魂魄堂 読了書覚書 - 黒田研二 -


■硝子細工のマトリョーシカ
講談社ノベルス 2001/07/05 初版
本体価格 940円(税別)
2001/11/11 記録

「ちょっぴりお茶目なレオ君人形」

生放送のテレビドラマ本番中にタレントが毒を呑んでしまう。偽物だったはずの それは本物にすり替えられ、脅迫電話が届く。劇中劇はいつしか現実を侵蝕し、 「完全なる虚構」と「不完全な虚構」が交錯する。

入れ子トリック、という事で余り詳細な梗概は難しい。
話の最初から入れ子トリックである事が解るというのは作者の自信の表れだろうか。 「TVドラマ内ドラマ」なのでその趣向は解りやすいものになっているものの、プロットが 巧妙な為にしっかりと状況を把握しておかないと虚構と現実との境界が朧に沈んでしまう。

一見メタ的な要素が突出して目立つようだが、伏線もしっかりしているし、普通なら おざなりにされそうな「物語」部分に関しても全く無理が生じない。そもそもこのトリック自体 が幾重にも仕込まれているため、読んでいてもどこまでが作中のものでどこからが 読者に向けられているのか解らない。

しかしながらトリックの方向性は結構簡素なので、予想通りの着地を見せるか・・・・・・ と思わせといて。成る程ね、私はすっかり作者の思惑にはまってしまったようだ。 タイトル通り、まさにマトリョーシカの如く、である。ぼんやり読んでると、面白さを 見逃してしまうかも。作者渾身の作品にして入れ子トリックの白眉、と云われても 納得のいく秀作。

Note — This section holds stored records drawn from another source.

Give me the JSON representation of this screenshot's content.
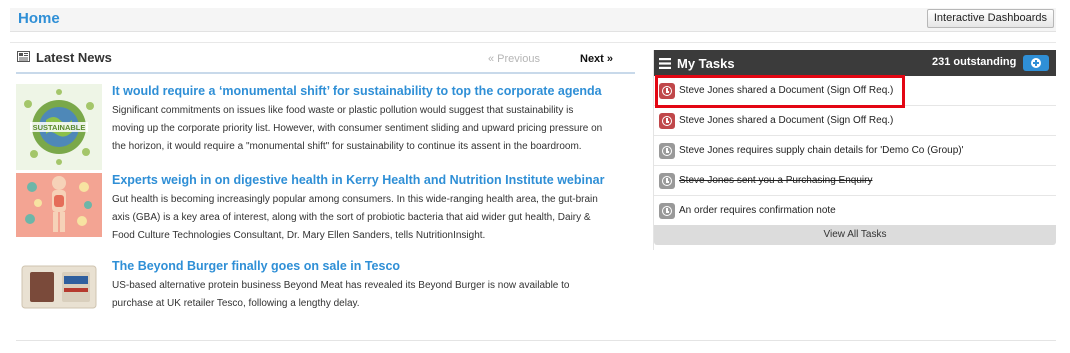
{
  "header": {
    "home_label": "Home",
    "dashboards_button": "Interactive Dashboards"
  },
  "news": {
    "title": "Latest News",
    "prev_label": "« Previous",
    "next_label": "Next »",
    "items": [
      {
        "title": "It would require a ‘monumental shift’ for sustainability to top the corporate agenda",
        "body": "Significant commitments on issues like food waste or plastic pollution would suggest that sustainability is moving up the corporate priority list. However, with consumer sentiment sliding and upward pricing pressure on the horizon, it would require a \"monumental shift\" for sustainability to continue its assent in the boardroom.",
        "thumb_label": "SUSTAINABLE"
      },
      {
        "title": "Experts weigh in on digestive health in Kerry Health and Nutrition Institute webinar",
        "body": "Gut health is becoming increasingly popular among consumers. In this wide-ranging health area, the gut-brain axis (GBA) is a key area of interest, along with the sort of probiotic bacteria that aid wider gut health, Dairy & Food Culture Technologies Consultant, Dr. Mary Ellen Sanders, tells NutritionInsight."
      },
      {
        "title": "The Beyond Burger finally goes on sale in Tesco",
        "body": "US-based alternative protein business Beyond Meat has revealed its Beyond Burger is now available to purchase at UK retailer Tesco, following a lengthy delay."
      }
    ]
  },
  "tasks": {
    "title": "My Tasks",
    "outstanding": "231 outstanding",
    "items": [
      {
        "text": "Steve Jones shared a Document (Sign Off Req.)",
        "status": "red",
        "strike": false
      },
      {
        "text": "Steve Jones shared a Document (Sign Off Req.)",
        "status": "red",
        "strike": false
      },
      {
        "text": "Steve Jones requires supply chain details for 'Demo Co (Group)'",
        "status": "grey",
        "strike": false
      },
      {
        "text": "Steve Jones sent you a Purchasing Enquiry",
        "status": "grey",
        "strike": true
      },
      {
        "text": "An order requires confirmation note",
        "status": "grey",
        "strike": false
      }
    ],
    "view_all": "View All Tasks"
  },
  "colors": {
    "link_blue": "#2f8fd6",
    "highlight_red": "#e30613",
    "task_red": "#c0474a",
    "task_grey": "#999999",
    "tasks_header": "#3b3b3b"
  }
}
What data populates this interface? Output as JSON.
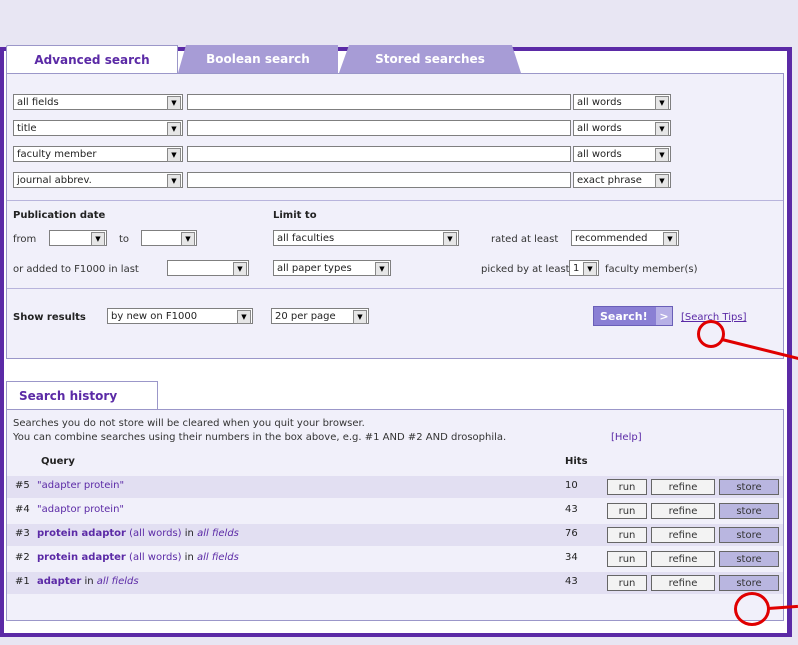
{
  "tabs": [
    {
      "label": "Advanced search"
    },
    {
      "label": "Boolean search"
    },
    {
      "label": "Stored searches"
    }
  ],
  "search_rows": [
    {
      "field": "all fields",
      "mode": "all words"
    },
    {
      "field": "title",
      "mode": "all words"
    },
    {
      "field": "faculty member",
      "mode": "all words"
    },
    {
      "field": "journal abbrev.",
      "mode": "exact phrase"
    }
  ],
  "publication": {
    "title": "Publication date",
    "from_label": "from",
    "to_label": "to",
    "added_label": "or added to F1000 in last"
  },
  "limit": {
    "title": "Limit to",
    "faculties": "all faculties",
    "paper_types": "all paper types",
    "rated_label": "rated at least",
    "rated_value": "recommended",
    "picked_label": "picked by at least",
    "picked_value": "1",
    "picked_suffix": "faculty member(s)"
  },
  "show_results": {
    "label": "Show results",
    "sort": "by new on F1000",
    "per_page": "20 per page"
  },
  "search_button": "Search!",
  "search_arrow": ">",
  "search_tips": "[Search Tips]",
  "history": {
    "tab_label": "Search history",
    "note_line1": "Searches you do not store will be cleared when you quit your browser.",
    "note_line2": "You can combine searches using their numbers in the box above, e.g. #1 AND #2 AND drosophila.",
    "help": "[Help]",
    "col_query": "Query",
    "col_hits": "Hits",
    "run_label": "run",
    "refine_label": "refine",
    "store_label": "store",
    "rows": [
      {
        "num": "#5",
        "q_main": "\"adapter protein\"",
        "q_words": "",
        "q_in": "",
        "q_field": "",
        "hits": "10"
      },
      {
        "num": "#4",
        "q_main": "\"adaptor protein\"",
        "q_words": "",
        "q_in": "",
        "q_field": "",
        "hits": "43"
      },
      {
        "num": "#3",
        "q_main": "protein adaptor",
        "q_words": " (all words)",
        "q_in": " in ",
        "q_field": "all fields",
        "hits": "76"
      },
      {
        "num": "#2",
        "q_main": "protein adapter",
        "q_words": " (all words)",
        "q_in": " in ",
        "q_field": "all fields",
        "hits": "34"
      },
      {
        "num": "#1",
        "q_main": "adapter",
        "q_words": "",
        "q_in": " in ",
        "q_field": "all fields",
        "hits": "43"
      }
    ]
  },
  "colors": {
    "frame": "#5b2aa6",
    "panel": "#f1f0fa",
    "tab_inactive": "#a79cd6",
    "search_button": "#8a7fd4",
    "highlight": "#e00000"
  }
}
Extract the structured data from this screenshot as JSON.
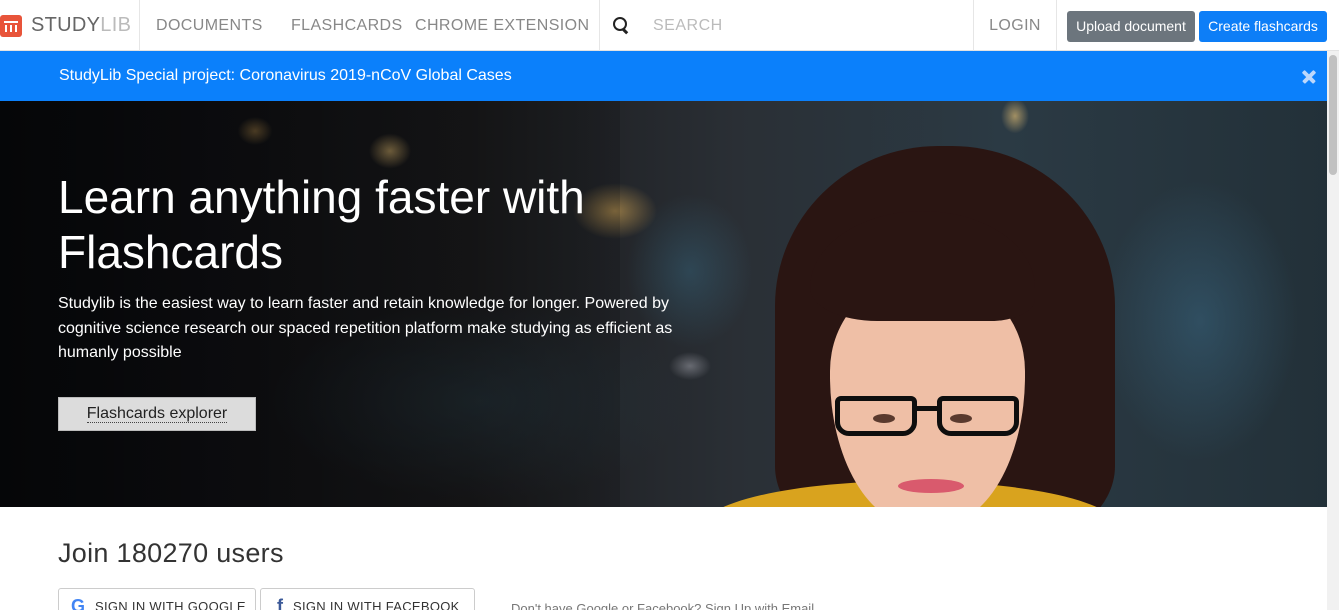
{
  "brand": {
    "name_part1": "STUDY",
    "name_part2": "LIB",
    "logo_icon": "studylib-logo-icon"
  },
  "nav": {
    "documents": "DOCUMENTS",
    "flashcards": "FLASHCARDS",
    "chrome_extension": "CHROME EXTENSION",
    "search_placeholder": "SEARCH",
    "login": "LOGIN",
    "upload_document": "Upload document",
    "create_flashcards": "Create flashcards"
  },
  "notice": {
    "text": "StudyLib Special project: Coronavirus 2019-nCoV Global Cases",
    "close_icon": "close-icon"
  },
  "hero": {
    "title_line1": "Learn anything faster with",
    "title_line2": "Flashcards",
    "description": "Studylib is the easiest way to learn faster and retain knowledge for longer. Powered by cognitive science research our spaced repetition platform make studying as efficient as humanly possible",
    "button": "Flashcards explorer"
  },
  "join": {
    "title": "Join 180270 users",
    "google_button": "SIGN IN WITH GOOGLE",
    "google_icon": "G",
    "facebook_button": "SIGN IN WITH FACEBOOK",
    "facebook_icon": "f",
    "signup_text": "Don't have Google or Facebook? Sign Up with Email"
  },
  "colors": {
    "primary": "#0d7ef7",
    "notice_bg": "#0b80fb",
    "secondary": "#6c757d",
    "brand_red": "#e8543a"
  }
}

しかし、ミステリィ初心者には勧められないだろうな、これ。


■今日を忘れた明日の僕へ
原書房 2002/01/15 初版
本体価格 1600円(税別)
2002/03/04 記録

「───自殺なんです」

事故により、眠ってしまうと起きていた間の記憶を一切喪ってしまう。それは毎日同じ時間に リセットされるようなものだった。眼が醒めると決まって混乱し同じ事を繰り返す。毎日書き続けて きた日記を読み返し、記憶を喪い続けた半年の間に親友が死んでいる事を知る。そして記憶を 喪った筈の脳裏に、死んだ親友の姿がフラッシュバックする。

設定が面白い。寝てしまうと起きている間の記憶を喪ってしまう。その為に起きている間に起きた 事を子細に日記に遺す。ミステリィ的アプローチだけでなく、そんな躯になってしまった男の悲哀が 伝わってくる。

もちろんそれは単なるギミックではなく、メインプロットに大きく関わってくる。後半はちょっと都合の 良すぎる展開の気もしないでもないが、中盤に巻き起こる不可思議性へのアプローチは素晴らしい。 ただプロットは素晴らしいものの、この特殊な状況を完全に利用できているのかというと、若干 疑問が残る。折角の「起きている間だけの記憶」がイマイチ生かされ切っていないのでは、というのは 読者の贅沢な望みだろうか。

もう少し前半で男の一人称からの視点で、交錯する現実を描写して欲しかったかも。それでも 安易に叙述トリックに走らなかった事は評価したい処。最初に思いつきそうな感じだもんね。


白昼蟲―
■白昼蟲
講談社ノベルス 2004/03/05 初版
本体価格 980円(税別)
2007/04/23 記録

「勇気こそが最大のエナジー」

ボロアパートの住人次郎丸は、少し離れた病院の窓から自分のアパートを双眼鏡で見てみた。 すると、見覚えのある後ろ姿がアパートへ消え、もみ合う二つの影。事件を感じ咄嗟に現場に 駆けつけるも、その姿はない。気のせいかと思った矢先、近くの保育園で目撃した人物の屍体が 発見される。



事件の中核の梗概はこんな感じだが、実際はいじめ問題や自殺未遂、家出など、関係者に 次々と事件が降りかかる。それぞれが単独の事柄と思わせつつ、別々の伏線を張り巡らせながら じわじわと事件を収斂させていくのは中々見事。

前述のように全体として暗めの話になりがちだが、主人公や保育園の保育士たちのキャラクタに よって上手くバランスが保たれていて陰鬱な印象はない。事件そのもののトリックはちょっと 小手先な感じだが、プロット全体としての構築はかなり緻密だろう。

主人公の過去、現在起きているいじめ、殺人、複雑な家庭環境。ラストでそれらが一気に繋がっていく のはかなり心地よい。これでトリック自体がもうちょっと凝ってれば…というのは贅沢な話かも知れない。